Radical Islam? How About Radical Christianity?

radical islamIt’s been almost two weeks since “He who shall not be named” walked into an Orlando nightclub and perpetrated the worst mass shooting in American history. And, as you might expect, the bullshit is flying hot and heavy. Perhaps the heaviest is the Republican’s refusal to even acknowledge that this was a hate crime. I don’t know about you, but I’m finding it all pretty goddamned tedious.

So, if the shooter wasn’t motivated by hatred for people who are LGBTQ, why did he do it? The Republican answer? “Radical Islam”, of course. And, they are pulling out all the stops to deflect attention from any other option. Unfortunately for them, it’s not really working, what with all the news coverage of the Senate filibuster and House sit-in.

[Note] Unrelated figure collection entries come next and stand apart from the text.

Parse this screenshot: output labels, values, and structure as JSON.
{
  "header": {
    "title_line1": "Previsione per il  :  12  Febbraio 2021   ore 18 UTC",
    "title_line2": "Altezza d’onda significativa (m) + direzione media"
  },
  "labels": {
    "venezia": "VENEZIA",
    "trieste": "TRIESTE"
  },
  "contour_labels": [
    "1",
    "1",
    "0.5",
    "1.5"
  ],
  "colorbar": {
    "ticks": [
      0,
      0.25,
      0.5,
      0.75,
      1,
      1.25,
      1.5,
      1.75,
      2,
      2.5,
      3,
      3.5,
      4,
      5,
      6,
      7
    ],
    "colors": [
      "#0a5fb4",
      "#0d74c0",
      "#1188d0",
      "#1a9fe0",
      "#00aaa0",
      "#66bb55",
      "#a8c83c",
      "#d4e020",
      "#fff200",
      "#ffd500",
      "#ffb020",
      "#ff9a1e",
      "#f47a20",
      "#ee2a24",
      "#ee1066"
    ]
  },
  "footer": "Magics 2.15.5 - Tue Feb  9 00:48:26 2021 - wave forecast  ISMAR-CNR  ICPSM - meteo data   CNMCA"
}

This inability to control the narrative is causing some desperation on the part of the GOP, leading to events like Louie Gohmert jumping up in the middle of the House Democrat’s sit-in and screaming, “Radical Islam killed these people!” The whole thing might be funny if it wasn’t because of 49 dead folks.

But, Republican temper tantrums aside, there is a “radical” element behind what happened in Orlando and it is part of an Abrahamic religion. It is not, however, the one founded by Mohammed. It’s the one that’s responsible for every shitty act committed against people who are LGBTQ: Christianity.

Why would I say such a thing? Well, let’s take a look at this term, “radical Islam”, and see what it means. If you leave out sites that have an obvious axe to grind, there’s not much on the internet concerning its meaning. I could find only one unbiased option, The Free Dictionary, which defines it as, “An Islamic revivalist movement, often characterized by moral conservatism, literalism, and the attempt to implement Islamic values in all spheres of life.” 

So, is there a strain of Christianity in America that could be characterized by “moral conservatism, literalism, and the attempt to implement (its) values in all spheres of life”? Maybe a group that constantly shouts about “religious freedom” because people they’ve spent years demonizing and pushing to the margins is now beginning to be treated as equal citizens? Or, even human beings, for that matter.  The answer is, of course, yes. And, you don’t have to look very far to find it.

Within hours of the news, a number of “Christian pastors” publicly celebrated what happened in that nightclub. In several cases, their message was almost identical, referring to the victims as “predators”, “pedophiles” and “sodomites” and saying that Orlando was safer with these people gone. Yes, beloved, you read that right: men who claim to be ministers of the Gospel praised the deaths of 49 children of God.

By any stretch of the imagination, what these preachers have said is no different from the words of Muslim fundamentalists who say that LGBT people should be put to death. One of these “radical Islamists”, Farrokh Sekaleshfar, said, “We have to have that compassion for people. With homosexuals, it’s the same. Out of compassion, let’s get rid of them now.” So, if men like Sekaleshfar “radical Islamists”, why aren’t Christians who praise the death of so many people who are LGBTQ “radical Christians”?

Maybe it’s because the phrase “radical Islam” really means “Islam in general”. All too many people in this country have a skewed view of Islam and it’s not good. Mention “peace” and “Islam” in the same breath around some folks and you’ll get an earful. More than likely, they won’t bother with the qualifier “radical”. And, let’s not forget that old stand by, “Not all Muslims are terrorists, but most terrorists are Muslims.” (hint: they aren’t)

But, I can understand the Republican’s desperation to make Orlando about “radical Islam” even though we can’t find any link to ISIS. Times are changing and this kind of rabid anti-LGBT sentiment is quickly becoming a millstone around the neck of anyone running for office. But, unfortunately for the GOP, what happened in Orlando isn’t about Islam, radical or otherwise. No, it can only be laid squarely at the feet of Christianity. And, if we’re being honest, not just the “radical” kind.